Since Tate Modern opened in 2000, the Turbine Hall has hosted some of the world’s most notable and acclaimed works of contemporary art, reaching an audience of millions each year. The way artists have interpreted this vast industrial space has revolutionised public perceptions of contemporary art in the twenty-first century. The annual Hyundai Commission allows artists to create new work for this unique context. The commissions are made possible by the long-term partnership between Tate and Hyundai Motor, confirmed until 2026 as part of the most extended initial commitment from a corporate partner in Tate’s history.

Tate recently acquired Vicuña’s Quipu Womb, in 2017. Having made its debut at Documenta 14, this monumental work explores the energies, flows and cycles of female menstruation and nature and shines a spotlight on the quipu as a form of female creativity and collectivity through the ages.

Catherine Wood will curate Hyundai Commission Cecilia Vicuña, Senior Curator of International Art (Performance), Tate, with Fiontan Moran, Assistant Curator of International Art, Tate. A new book from Tate Publishing will accompany it.

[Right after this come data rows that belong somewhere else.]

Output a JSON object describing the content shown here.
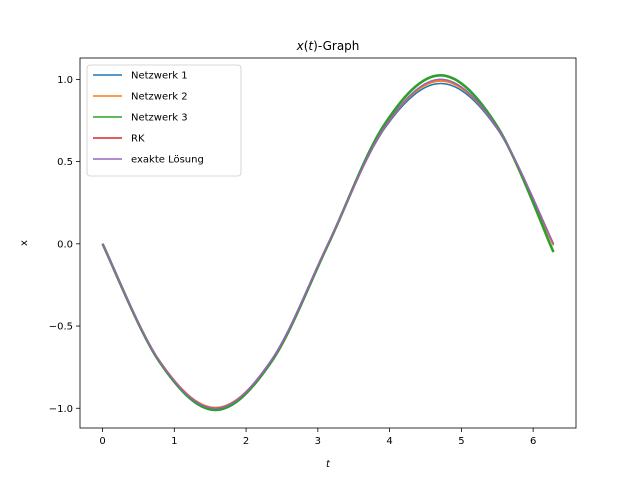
{
  "chart_data": {
    "type": "line",
    "title": "x(t)-Graph",
    "title_parts": {
      "var": "x",
      "open": "(",
      "arg": "t",
      "close": ")",
      "suffix": "-Graph"
    },
    "xlabel": "t",
    "ylabel": "x",
    "xlim": [
      -0.314,
      6.597
    ],
    "ylim": [
      -1.12,
      1.13
    ],
    "xticks": [
      0,
      1,
      2,
      3,
      4,
      5,
      6
    ],
    "yticks": [
      -1.0,
      -0.5,
      0.0,
      0.5,
      1.0
    ],
    "ytick_labels": [
      "−1.0",
      "−0.5",
      "0.0",
      "0.5",
      "1.0"
    ],
    "grid": false,
    "legend_position": "upper-left",
    "series": [
      {
        "name": "Netzwerk 1",
        "color": "#1f77b4",
        "x": [
          0,
          0.785,
          1.571,
          2.356,
          3.142,
          3.927,
          4.712,
          5.498,
          6.283
        ],
        "y": [
          0,
          -0.708,
          -1.0,
          -0.705,
          0.0,
          0.7,
          0.975,
          0.7,
          -0.005
        ]
      },
      {
        "name": "Netzwerk 2",
        "color": "#ff7f0e",
        "x": [
          0,
          0.785,
          1.571,
          2.356,
          3.142,
          3.927,
          4.712,
          5.498,
          6.283
        ],
        "y": [
          0,
          -0.705,
          -0.995,
          -0.708,
          -0.005,
          0.705,
          0.99,
          0.705,
          -0.01
        ]
      },
      {
        "name": "Netzwerk 3",
        "color": "#2ca02c",
        "x": [
          0,
          0.785,
          1.571,
          2.356,
          3.142,
          3.927,
          4.712,
          5.498,
          6.283
        ],
        "y": [
          0,
          -0.712,
          -1.01,
          -0.715,
          -0.005,
          0.725,
          1.025,
          0.715,
          -0.05
        ]
      },
      {
        "name": "RK",
        "color": "#d62728",
        "x": [
          0,
          0.785,
          1.571,
          2.356,
          3.142,
          3.927,
          4.712,
          5.498,
          6.283
        ],
        "y": [
          0,
          -0.707,
          -1.0,
          -0.707,
          0.0,
          0.707,
          1.0,
          0.707,
          0.0
        ]
      },
      {
        "name": "exakte Lösung",
        "color": "#9467bd",
        "x": [
          0,
          0.785,
          1.571,
          2.356,
          3.142,
          3.927,
          4.712,
          5.498,
          6.283
        ],
        "y": [
          0,
          -0.707,
          -1.0,
          -0.707,
          0.0,
          0.707,
          1.0,
          0.707,
          0.0
        ]
      }
    ]
  }
}
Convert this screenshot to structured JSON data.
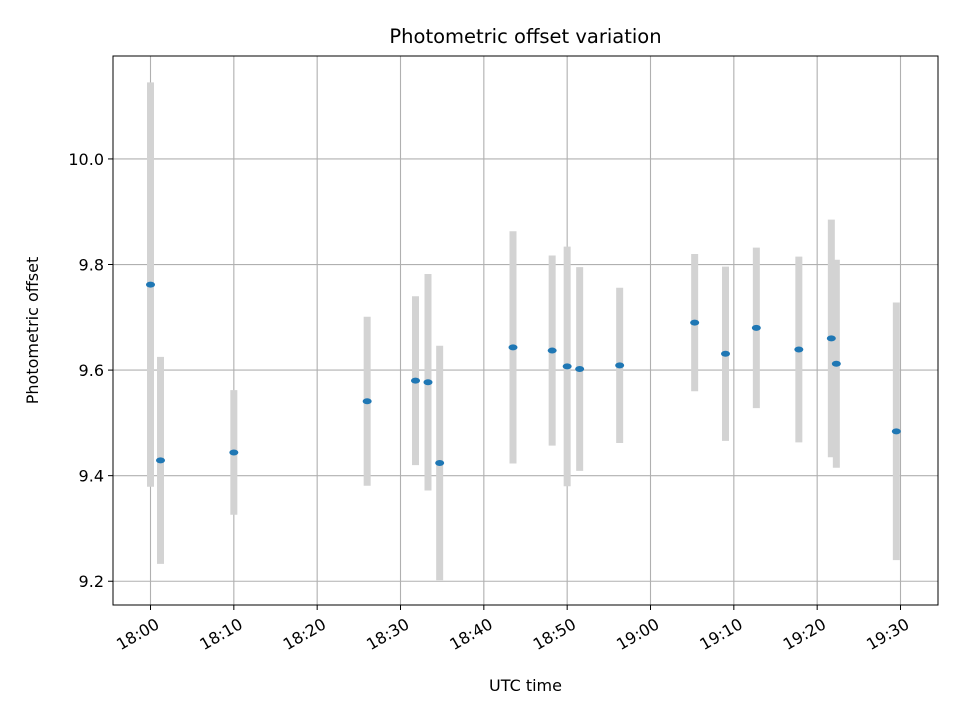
{
  "chart_data": {
    "type": "scatter",
    "title": "Photometric offset variation",
    "xlabel": "UTC time",
    "ylabel": "Photometric offset",
    "x_tick_labels": [
      "18:00",
      "18:10",
      "18:20",
      "18:30",
      "18:40",
      "18:50",
      "19:00",
      "19:10",
      "19:20",
      "19:30"
    ],
    "y_tick_labels": [
      "9.2",
      "9.4",
      "9.6",
      "9.8",
      "10.0"
    ],
    "x_ticks_minutes": [
      0,
      10,
      20,
      30,
      40,
      50,
      60,
      70,
      80,
      90
    ],
    "y_ticks": [
      9.2,
      9.4,
      9.6,
      9.8,
      10.0
    ],
    "xlim_minutes": [
      -4.5,
      94.5
    ],
    "ylim": [
      9.155,
      10.195
    ],
    "grid": true,
    "point_color": "#1f77b4",
    "errorbar_color": "#d3d3d3",
    "series": [
      {
        "x_minutes": [
          0.0,
          1.2,
          10.0,
          26.0,
          31.8,
          33.3,
          34.7,
          43.5,
          48.2,
          50.0,
          51.5,
          56.3,
          65.3,
          69.0,
          72.7,
          77.8,
          81.7,
          82.3,
          89.5
        ],
        "x": [
          "18:00:00",
          "18:01:12",
          "18:10:00",
          "18:26:00",
          "18:31:48",
          "18:33:18",
          "18:34:42",
          "18:43:30",
          "18:48:12",
          "18:50:00",
          "18:51:30",
          "18:56:18",
          "19:05:18",
          "19:09:00",
          "19:12:42",
          "19:17:48",
          "19:21:42",
          "19:22:18",
          "19:29:30"
        ],
        "y": [
          9.762,
          9.429,
          9.444,
          9.541,
          9.58,
          9.577,
          9.424,
          9.643,
          9.637,
          9.607,
          9.602,
          9.609,
          9.69,
          9.631,
          9.68,
          9.639,
          9.66,
          9.612,
          9.484
        ],
        "yerr": [
          0.383,
          0.196,
          0.118,
          0.16,
          0.16,
          0.205,
          0.222,
          0.22,
          0.18,
          0.227,
          0.193,
          0.147,
          0.13,
          0.165,
          0.152,
          0.176,
          0.225,
          0.197,
          0.244
        ]
      }
    ]
  }
}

Vicuña’s art has been acquired and exhibited at museums and galleries around the world, including retrospectives at Ex Witte de With/ Kunstinstituut Melly in Rotterdam; Museo Universitario de Arte Contemporáneo (MUAC) in Mexico City and CA2M, Madrid, as well as exhibitions at the Solomon R. Guggenheim Museum, Whitney Museum of American Art, and the Museum of Modern Art in New York; the Museo Nacional de Bellas Artes in Santiago; and the Institute of Contemporary Arts and the Whitechapel Art Gallery in London. Vicuña received her M.F.A. from the National School of Fine Arts, University of Chile, in 1971 and went on to study at Slade School of Fine Art, University College London from 1972–to 3. She has received several awards, including the Premio Velázquez de Artes Plásticas, Madrid, Spain (2019); Herb Alpert Award in the Arts, Santa Monica, CA (2019); Anonymous Was a Woman Award, New York, NY (1999); and The Andy Warhol Foundation Award, New York, NY (1997), and in 2015 was appointed the Messenger Lecturer at Cornell University. In addition, Vicuña is the author of 27 internationally published volumes of poetry and was a founding member of Artists for Democracy. She divides her time between Chile and New York.